Not enough space on Amazon Cloud Drive - Purchased Unlimited Storage

I purchased unlimited amazon cloud storage from Amazon. When I try copying files to the odrive / Amazon Cloud Storage through Windows Explorer (win10), I’m told I don’t have enough space. Not sure how I don’t have enough space if my Amazon account is unlimited.

Thoughts? Thanks in advance.

Hi Randy,
This is a Windows system exception. It looks like you are trying to copy files into the odrive folder, which resides on that system, but your local hard drive does not have enough space to hold those files.

you can unsync some stuff to save space your your local hard drive

So the “odrive” icon in explorer is mapping back to my local drive? I thought that was the aggregated cloud storage… Is it possible to map that to anouther drive/directory all together?
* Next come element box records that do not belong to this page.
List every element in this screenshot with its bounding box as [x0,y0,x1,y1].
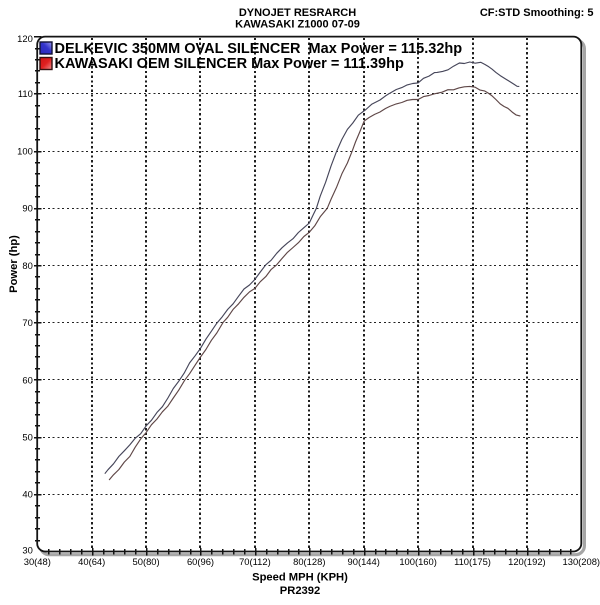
svg-text:40: 40 [22,489,32,500]
svg-text:30: 30 [22,545,32,556]
svg-text:80: 80 [22,260,32,271]
svg-text:120: 120 [17,33,33,44]
svg-text:60(96): 60(96) [187,556,214,567]
svg-text:90: 90 [22,203,32,214]
svg-text:60: 60 [22,374,32,385]
svg-text:DELKEVIC 350MM OVAL SILENCER: DELKEVIC 350MM OVAL SILENCER Max Power =… [55,41,463,57]
svg-text:KAWASAKI OEM SILENCER Max Powe: KAWASAKI OEM SILENCER Max Power = 111.39… [55,56,404,72]
svg-text:120(192): 120(192) [508,556,546,567]
svg-text:Speed MPH (KPH): Speed MPH (KPH) [252,572,348,584]
svg-text:90(144): 90(144) [348,556,380,567]
svg-text:50: 50 [22,432,32,443]
svg-text:100(160): 100(160) [399,556,437,567]
svg-text:100: 100 [17,145,33,156]
svg-text:PR2392: PR2392 [280,585,320,597]
svg-text:70(112): 70(112) [239,556,271,567]
svg-text:130(208): 130(208) [563,556,600,567]
svg-text:DYNOJET RESRARCH: DYNOJET RESRARCH [239,7,356,19]
svg-text:40(64): 40(64) [78,556,105,567]
svg-text:80(128): 80(128) [293,556,325,567]
svg-text:KAWASAKI Z1000 07-09: KAWASAKI Z1000 07-09 [235,19,360,31]
svg-text:110(175): 110(175) [454,556,491,567]
svg-text:110: 110 [18,88,33,99]
svg-text:50(80): 50(80) [133,556,160,567]
svg-text:CF:STD Smoothing: 5: CF:STD Smoothing: 5 [480,7,594,19]
svg-text:Power (hp): Power (hp) [8,235,20,293]
svg-text:30(48): 30(48) [24,556,51,567]
svg-text:70: 70 [22,317,32,328]
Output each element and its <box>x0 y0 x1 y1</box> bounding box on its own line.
Thanks again for the replies. Its much appreciated.

rb

Hi @Randy_Bender,
If you are familiar with Dropbox, OneDrive, Google Drive, or some other popular desktop sync clients, you can equate odrive’s base functionality to those. In its basic state, odrive creates a folder in your user home directory that allows you to link in all of your other storage. Like the other guys, you will need to copy in the data that you want to push to your different storage providers into that folder. In your case it sounds like you are using Amazon Cloud Drive. odrive’s Progressive Sync allows you to sync only what you need and unsync the data you no longer need cached locally. In this way you can manage and work with storage sizes that would normally crush the local system’s drive space.

It is possible to move the odrive folder to another location, if you have a drive that has more space available. This option is in the odrive tray menu.

Additionally, odrive has an advanced sync feature called Pro Sync (https://www.odrive.com/add-ons/pro) that will allow you to create a sync relationship between any local folder and any folder in your storage service. In this way you could point your local Pictures folder to a Pictures folder in Amazon Cloud Drive, for example.